JAKARTA, INEWS.id - Pihak Komisi Yudisial (KY) sempat mempertanyakan alasan pemerintah menambah gaji kepada para Hakim Mahkamah Agung (MA) dan Mahkamah Konstitusi (MK) dalam setiap menangani sebuah perkara.
Bahkan peraturan penambahan gaji itu tertuang di dalam Peraturan Pemerintah Nomor 82/2021 yang menyatakan Ketua Mahkamah Agung (MA) dan Mahkamah Konstitusi (MK) mendapat honorarium dari setiap perkara yang ia ditangani.
"KY berharap pemerintah dapat menjelaskan kajian yang akan datang sebelum diterbitkannya PP ini. Terutama dengan batu uji, apakah peningkatan ini terjadi pada penyelesaian penyelesaian perkara di MA," ungkap juru bicara KY Miko Ginting dalam keterangannya, Kamis (26/8/21).
Miko berpendapat, pemerintah dan MA harus mengembangkan mekanisme pengelolaan seiring dengan perubahan dari sisi insentif. Hal ini guna memastikan apakah kebijakan ini memang tepat sasaran.
"Misalnya, dampak dari fasilitas ini terhadap upaya pengurangan arus perkara ke MA yang sudah sejak lama menjadi masalah mendasar dalam meningkatkan konsistensi dan kualitas putusan," kata dia.
Miko juga menyebut, pemberian insentif seharusnya berdampak pada konsistensi dan kualitas putusan. Miko mengatakan, ke depan MA harus membenahi agenda perkara perkara yang masuk baik pada tingkat Kasasi dan Peninjauan Kembali dan menghibur pengadilan.
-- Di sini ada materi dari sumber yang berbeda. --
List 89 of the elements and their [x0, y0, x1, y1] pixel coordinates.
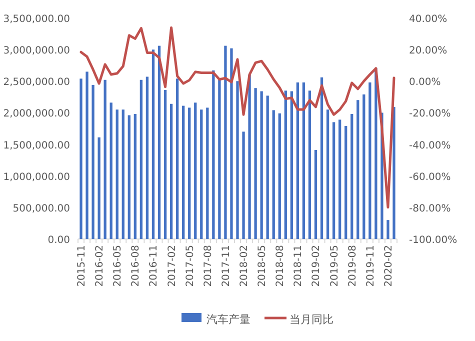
- x-tick-label: 2016-11: [148, 245, 160, 287]
- x-tick-label: 2017-05: [184, 245, 196, 287]
- x-tick-label: 2018-05: [257, 245, 268, 287]
- bar: [314, 150, 318, 239]
- bar: [332, 122, 336, 239]
- bar: [230, 48, 233, 239]
- bar: [308, 90, 312, 239]
- bar: [254, 88, 257, 239]
- y-tick-label: 0.00: [48, 235, 70, 246]
- bar: [116, 110, 118, 239]
- line-series: [80, 26, 396, 209]
- bar: [212, 70, 215, 239]
- y-tick-label: 1,000,000.00: [3, 172, 70, 183]
- bar: [338, 120, 342, 239]
- x-tick-label: 2017-08: [202, 245, 214, 287]
- bar: [362, 94, 366, 239]
- bar: [140, 80, 143, 239]
- x-tick-label: 2017-11: [220, 245, 232, 287]
- bar: [242, 132, 245, 239]
- bar: [290, 91, 293, 239]
- bar: [104, 80, 106, 239]
- bar: [368, 82, 372, 239]
- bar: [176, 78, 179, 239]
- y2-tick-label: -100.00%: [409, 235, 458, 246]
- x-tick-label: 2020-02: [383, 245, 394, 287]
- y-tick-label: 1,500,000.00: [3, 140, 70, 152]
- bar: [200, 110, 203, 239]
- y-tick-label: 2,500,000.00: [3, 77, 70, 88]
- bar: [302, 82, 306, 239]
- bar: [98, 137, 100, 239]
- bar: [152, 50, 155, 239]
- x-tick-label: 2019-05: [329, 245, 340, 287]
- bar: [326, 110, 330, 239]
- x-tick-label: 2015-11: [76, 245, 88, 287]
- bar: [248, 74, 251, 239]
- x-tick-label: 2019-08: [347, 245, 358, 287]
- bar: [164, 90, 167, 239]
- bar: [110, 102, 112, 239]
- bar: [122, 110, 124, 239]
- bar: [356, 100, 360, 239]
- bar: [224, 46, 227, 239]
- bar: [188, 108, 191, 239]
- bar: [128, 115, 130, 239]
- bar: [92, 84, 94, 239]
- bar: [260, 91, 263, 239]
- bar: [392, 107, 396, 239]
- bar: [272, 110, 275, 239]
- y2-tick-label: -80.00%: [409, 203, 451, 214]
- bar: [236, 81, 239, 239]
- bar: [134, 114, 137, 239]
- bar: [344, 126, 348, 239]
- y-tick-label: 3,000,000.00: [3, 46, 70, 57]
- y2-tick-label: -20.00%: [409, 108, 451, 120]
- y-tick-label: 3,500,000.00: [3, 14, 70, 25]
- bar: [278, 113, 281, 239]
- bar: [80, 78, 82, 239]
- bar: [386, 220, 390, 239]
- bar: [146, 76, 149, 239]
- y-tick-label: 2,000,000.00: [3, 108, 70, 120]
- x-tick-label: 2018-02: [239, 245, 250, 287]
- y2-tick-label: 20.00%: [409, 46, 448, 57]
- y2-tick-label: 40.00%: [409, 14, 448, 25]
- x-tick-label: 2016-08: [130, 245, 142, 287]
- bar: [170, 104, 173, 239]
- bar: [320, 77, 324, 239]
- bar: [374, 68, 378, 239]
- x-tick-label: 2019-02: [311, 245, 322, 287]
- bar: [86, 72, 88, 239]
- bar: [284, 90, 287, 239]
- bar: [296, 82, 300, 239]
- x-tick-label: 2018-08: [275, 245, 286, 287]
- bar: [218, 80, 221, 239]
- y2-tick-label: -40.00%: [409, 140, 451, 152]
- x-tick-label: 2017-02: [166, 245, 178, 287]
- y2-tick-label: 0.00%: [409, 77, 441, 88]
- x-tick-label: 2018-11: [293, 245, 304, 287]
- y-tick-label: 500,000.00: [12, 203, 70, 214]
- y2-tick-label: -60.00%: [409, 172, 451, 183]
- bar: [194, 102, 197, 239]
- x-tick-label: 2019-11: [365, 245, 376, 287]
- bar: [266, 96, 269, 239]
- x-tick-label: 2016-05: [112, 245, 124, 287]
- bar: [158, 46, 161, 239]
- x-tick-label: 2016-02: [94, 245, 106, 287]
- bar: [206, 108, 209, 239]
- bar: [350, 114, 354, 239]
- legend-label: 当月同比: [290, 313, 334, 326]
- bar: [182, 106, 185, 239]
- legend-label: 汽车产量: [206, 313, 250, 326]
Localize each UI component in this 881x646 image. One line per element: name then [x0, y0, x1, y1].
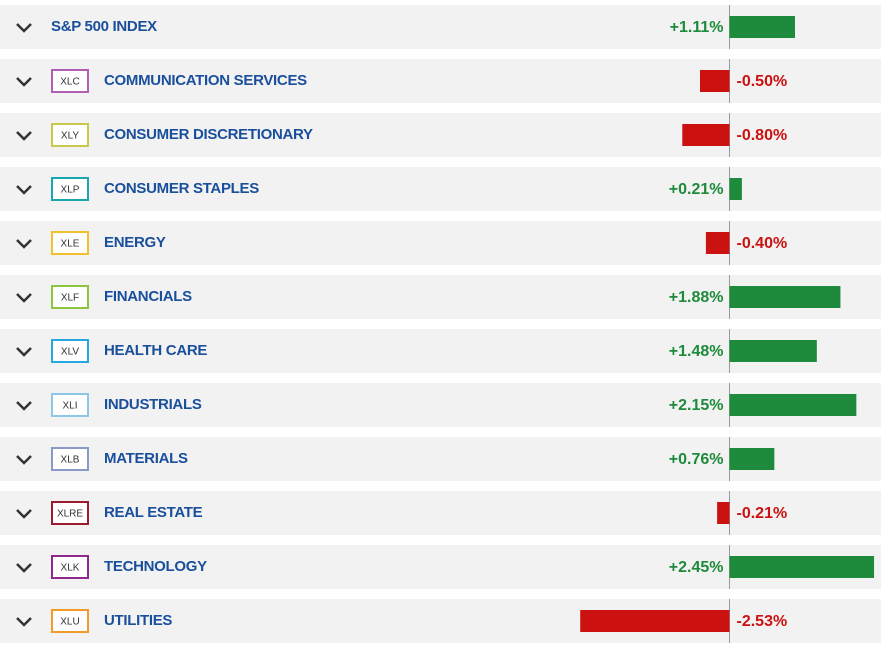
bar	[580, 610, 730, 632]
row-background[interactable]	[0, 59, 881, 103]
value-label: -0.80%	[737, 127, 788, 144]
ticker: XLE	[61, 239, 80, 250]
expand-chevron[interactable]	[16, 77, 32, 87]
ticker: XLV	[61, 347, 79, 358]
bar	[729, 340, 817, 362]
ticker-box	[51, 393, 89, 417]
bar	[729, 178, 742, 200]
ticker-box	[51, 177, 89, 201]
bar	[700, 70, 730, 92]
value-label: +2.15%	[669, 397, 724, 414]
bar	[729, 394, 857, 416]
bar	[729, 16, 795, 38]
ticker-box	[51, 447, 89, 471]
bar	[729, 448, 775, 470]
expand-chevron[interactable]	[16, 563, 32, 573]
value-label: -0.40%	[737, 235, 788, 252]
row-background[interactable]	[0, 599, 881, 643]
value-label: -0.50%	[737, 73, 788, 90]
value-label: -0.21%	[737, 505, 788, 522]
category-name: CONSUMER STAPLES	[104, 180, 259, 197]
value-label: -2.53%	[737, 613, 788, 630]
expand-chevron[interactable]	[16, 239, 32, 249]
bar	[729, 556, 875, 578]
category-name: MATERIALS	[104, 450, 188, 467]
ticker-box	[51, 555, 89, 579]
expand-chevron[interactable]	[16, 509, 32, 519]
ticker: XLP	[61, 185, 80, 196]
category-name: COMMUNICATION SERVICES	[104, 72, 307, 89]
category-name: CONSUMER DISCRETIONARY	[104, 126, 313, 143]
ticker: XLI	[62, 401, 77, 412]
ticker: XLU	[60, 617, 79, 628]
category-name: UTILITIES	[104, 612, 172, 629]
expand-chevron[interactable]	[16, 185, 32, 195]
category-name: S&P 500 INDEX	[51, 18, 157, 35]
row-background[interactable]	[0, 221, 881, 265]
ticker-box	[51, 123, 89, 147]
ticker: XLF	[61, 293, 79, 304]
category-name: TECHNOLOGY	[104, 558, 207, 575]
value-label: +1.48%	[669, 343, 724, 360]
ticker: XLY	[61, 131, 79, 142]
category-name: ENERGY	[104, 234, 166, 251]
ticker-box	[51, 285, 89, 309]
expand-chevron[interactable]	[16, 347, 32, 357]
ticker: XLK	[61, 563, 80, 574]
bar	[717, 502, 730, 524]
expand-chevron[interactable]	[16, 617, 32, 627]
ticker-box	[51, 231, 89, 255]
ticker-box	[51, 339, 89, 363]
value-label: +0.76%	[669, 451, 724, 468]
bar	[729, 286, 841, 308]
ticker-box	[51, 501, 89, 525]
bar	[705, 232, 730, 254]
ticker-box	[51, 609, 89, 633]
value-label: +0.21%	[669, 181, 724, 198]
ticker-box	[51, 69, 89, 93]
expand-chevron[interactable]	[16, 455, 32, 465]
expand-chevron[interactable]	[16, 131, 32, 141]
category-name: FINANCIALS	[104, 288, 192, 305]
row-background[interactable]	[0, 491, 881, 535]
expand-chevron[interactable]	[16, 401, 32, 411]
ticker: XLC	[60, 77, 79, 88]
category-name: INDUSTRIALS	[104, 396, 202, 413]
row-background[interactable]	[0, 113, 881, 157]
value-label: +1.11%	[670, 19, 724, 36]
category-name: REAL ESTATE	[104, 504, 203, 521]
category-name: HEALTH CARE	[104, 342, 207, 359]
expand-chevron[interactable]	[16, 23, 32, 33]
ticker: XLRE	[57, 509, 83, 520]
bar	[682, 124, 730, 146]
ticker: XLB	[61, 455, 80, 466]
expand-chevron[interactable]	[16, 293, 32, 303]
value-label: +1.88%	[669, 289, 724, 306]
value-label: +2.45%	[669, 559, 724, 576]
"Di sisi lain, KY melihat prioritas yang tidak kalah pentingnya untuk memecahkan oleh pemerintah dan MA, yaitu tunjangan dan kesejahteraan serta fasilitas kedinasan bagi hakim-hakim di tingkat pertama. Merekalah yang selama ini menangani beban perkara signifikan dan berhadapan langsung dengan pihak-pihak berperkara," jelas dia.
Selain itu prioritas anggaran lain, juga layak digunakan. KY menganggap agenda sidang dan kebutuhan lain, seperti dukungan anggaran yang mencukupi, dapat meningkatkan sarana dan prasarana elektronik demi mendukung pelaksanaan sidang saat pandemi.
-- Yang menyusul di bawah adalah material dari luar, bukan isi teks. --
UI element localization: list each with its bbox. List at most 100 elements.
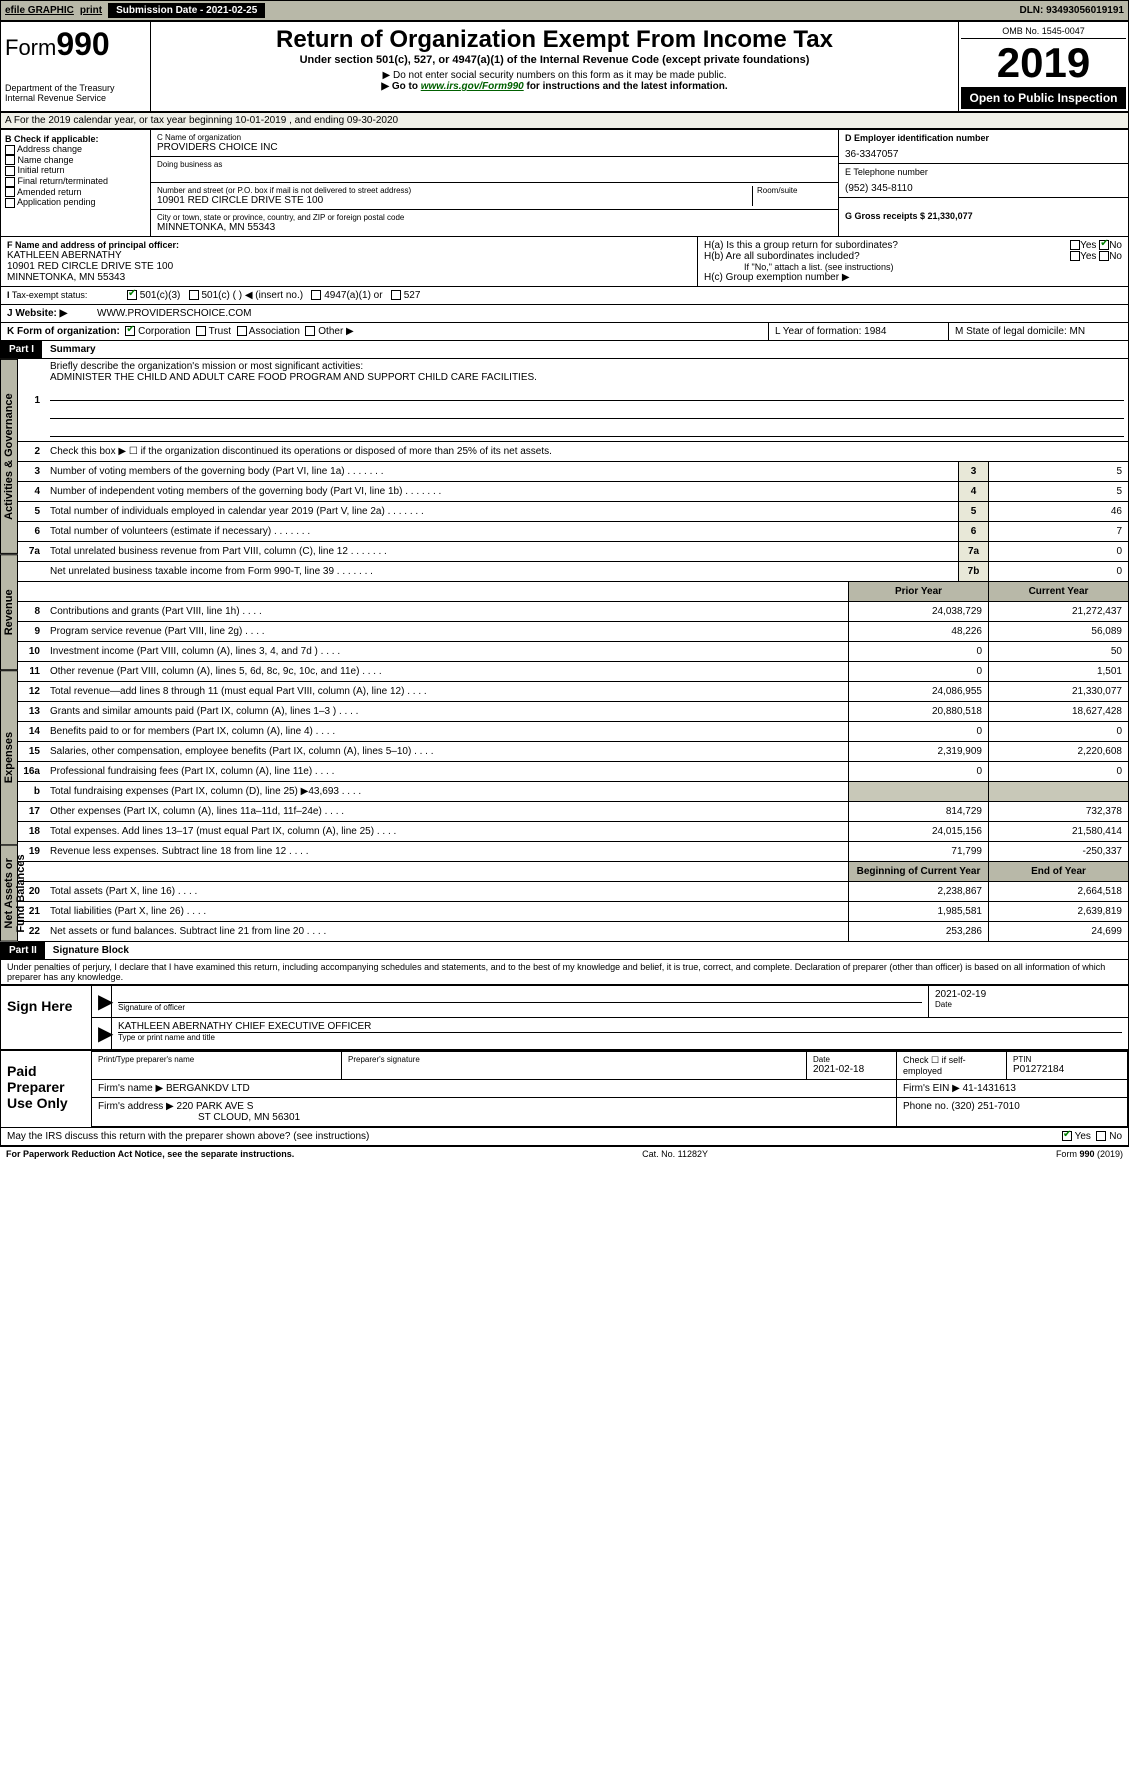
ein-value: 36-3347057 <box>845 149 1122 160</box>
officer-addr2: MINNETONKA, MN 55343 <box>7 272 691 283</box>
527-checkbox[interactable] <box>391 290 401 300</box>
ptin-label: PTIN <box>1013 1055 1121 1064</box>
topbar: efile GRAPHIC print Submission Date - 20… <box>0 0 1129 21</box>
state-domicile: M State of legal domicile: MN <box>948 323 1128 340</box>
summary-row: 10Investment income (Part VIII, column (… <box>18 642 1129 662</box>
open-public-badge: Open to Public Inspection <box>961 87 1126 109</box>
sign-here-label: Sign Here <box>1 986 91 1049</box>
summary-row: bTotal fundraising expenses (Part IX, co… <box>18 782 1129 802</box>
submission-date: Submission Date - 2021-02-25 <box>108 3 265 18</box>
preparer-name-label: Print/Type preparer's name <box>98 1055 335 1064</box>
summary-row: 3Number of voting members of the governi… <box>18 462 1129 482</box>
hb-yes-checkbox[interactable] <box>1070 251 1080 261</box>
addr-label: Number and street (or P.O. box if mail i… <box>157 186 752 195</box>
colb-checkbox[interactable] <box>5 166 15 176</box>
part2-title: Signature Block <box>45 942 137 959</box>
phone-label: E Telephone number <box>845 167 1122 177</box>
summary-row: 12Total revenue—add lines 8 through 11 (… <box>18 682 1129 702</box>
preparer-sig-label: Preparer's signature <box>348 1055 800 1064</box>
info-grid: B Check if applicable: Address change Na… <box>0 129 1129 237</box>
discuss-no-checkbox[interactable] <box>1096 1131 1106 1141</box>
officer-printed-name: KATHLEEN ABERNATHY CHIEF EXECUTIVE OFFIC… <box>118 1021 1122 1033</box>
trust-checkbox[interactable] <box>196 326 206 336</box>
begin-year-header: Beginning of Current Year <box>848 862 988 881</box>
room-label: Room/suite <box>757 186 832 195</box>
part1-badge: Part I <box>1 341 42 358</box>
summary-row: 4Number of independent voting members of… <box>18 482 1129 502</box>
efile-link[interactable]: efile GRAPHIC <box>5 5 74 16</box>
col-d-ein: D Employer identification number 36-3347… <box>838 130 1128 236</box>
year-formation: L Year of formation: 1984 <box>768 323 948 340</box>
gross-receipts: G Gross receipts $ 21,330,077 <box>845 211 1122 221</box>
firm-phone-label: Phone no. <box>903 1101 949 1112</box>
tax-year: 2019 <box>961 39 1126 87</box>
form-number: 990 <box>56 26 109 62</box>
colb-checkbox[interactable] <box>5 187 15 197</box>
summary-row: 18Total expenses. Add lines 13–17 (must … <box>18 822 1129 842</box>
tax-status-row: I Tax-exempt status: 501(c)(3) 501(c) ( … <box>0 287 1129 305</box>
goto-suffix: for instructions and the latest informat… <box>524 81 728 92</box>
ha-no-checkbox[interactable] <box>1099 240 1109 250</box>
section-a-taxyear: A For the 2019 calendar year, or tax yea… <box>0 112 1129 129</box>
discuss-question: May the IRS discuss this return with the… <box>7 1131 369 1142</box>
footer-left: For Paperwork Reduction Act Notice, see … <box>6 1149 294 1159</box>
dba-label: Doing business as <box>157 160 832 169</box>
corp-checkbox[interactable] <box>125 326 135 336</box>
omb-number: OMB No. 1545-0047 <box>961 24 1126 39</box>
q1-answer: ADMINISTER THE CHILD AND ADULT CARE FOOD… <box>50 372 537 383</box>
colb-checkbox[interactable] <box>5 145 15 155</box>
ha-yes-checkbox[interactable] <box>1070 240 1080 250</box>
irs-link[interactable]: www.irs.gov/Form990 <box>421 81 524 92</box>
firm-name: BERGANKDV LTD <box>166 1083 250 1094</box>
footer: For Paperwork Reduction Act Notice, see … <box>0 1146 1129 1161</box>
goto-prefix: ▶ Go to <box>381 81 420 92</box>
part1-header-row: Part I Summary <box>0 341 1129 359</box>
tax-status-label: I Tax-exempt status: <box>1 287 121 304</box>
summary-row: 9Program service revenue (Part VIII, lin… <box>18 622 1129 642</box>
501c3-checkbox[interactable] <box>127 290 137 300</box>
summary-table: Activities & Governance Revenue Expenses… <box>0 359 1129 942</box>
officer-label: F Name and address of principal officer: <box>7 240 691 250</box>
summary-row: 21Total liabilities (Part X, line 26) . … <box>18 902 1129 922</box>
colb-checkbox[interactable] <box>5 198 15 208</box>
col-c-orginfo: C Name of organization PROVIDERS CHOICE … <box>151 130 838 236</box>
summary-row: 16aProfessional fundraising fees (Part I… <box>18 762 1129 782</box>
city-label: City or town, state or province, country… <box>157 213 832 222</box>
org-address: 10901 RED CIRCLE DRIVE STE 100 <box>157 195 752 206</box>
k-label: K Form of organization: <box>7 326 120 337</box>
firm-addr-label: Firm's address ▶ <box>98 1101 174 1112</box>
tab-net: Net Assets or Fund Balances <box>0 845 18 942</box>
assoc-checkbox[interactable] <box>237 326 247 336</box>
firm-phone: (320) 251-7010 <box>951 1101 1019 1112</box>
part2-badge: Part II <box>1 942 45 959</box>
q1-label: Briefly describe the organization's miss… <box>50 361 363 372</box>
tab-governance: Activities & Governance <box>0 359 18 554</box>
sig-date-label: Date <box>935 1000 1122 1009</box>
summary-row: 11Other revenue (Part VIII, column (A), … <box>18 662 1129 682</box>
paid-preparer-section: Paid Preparer Use Only Print/Type prepar… <box>0 1050 1129 1128</box>
part1-title: Summary <box>42 341 104 358</box>
other-checkbox[interactable] <box>305 326 315 336</box>
firm-name-label: Firm's name ▶ <box>98 1083 163 1094</box>
colb-checkbox[interactable] <box>5 177 15 187</box>
footer-mid: Cat. No. 11282Y <box>642 1149 708 1159</box>
firm-ein: 41-1431613 <box>963 1083 1016 1094</box>
ha-label: H(a) Is this a group return for subordin… <box>704 240 898 251</box>
hb-no-checkbox[interactable] <box>1099 251 1109 261</box>
dln: DLN: 93493056019191 <box>1019 5 1124 16</box>
print-link[interactable]: print <box>80 5 102 16</box>
prior-year-header: Prior Year <box>848 582 988 601</box>
discuss-yes-checkbox[interactable] <box>1062 1131 1072 1141</box>
perjury-declaration: Under penalties of perjury, I declare th… <box>0 960 1129 985</box>
form-title: Return of Organization Exempt From Incom… <box>155 26 954 54</box>
501c-checkbox[interactable] <box>189 290 199 300</box>
sign-section: Sign Here ▶ Signature of officer 2021-02… <box>0 985 1129 1050</box>
discuss-row: May the IRS discuss this return with the… <box>0 1128 1129 1146</box>
4947-checkbox[interactable] <box>311 290 321 300</box>
form-prefix: Form <box>5 35 56 60</box>
firm-ein-label: Firm's EIN ▶ <box>903 1083 960 1094</box>
colb-checkbox[interactable] <box>5 155 15 165</box>
hb-note: If "No," attach a list. (see instruction… <box>704 262 1122 272</box>
officer-name: KATHLEEN ABERNATHY <box>7 250 691 261</box>
dept-treasury: Department of the Treasury <box>5 83 146 93</box>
Menurut Miko, kebutuhan sidang terhadap situasi negara akibat pandemi Covid-19. Seperti digelarnya sidang secara virtual yang perlu dipersiapkan dengan baik.
"Misalnya, dukungan anggaran yang memadai untuk meningkatkan sarana dan prasarana demi mendukung efektivitas pelaksanaan sidang elektronik di masa pandemi," katanya.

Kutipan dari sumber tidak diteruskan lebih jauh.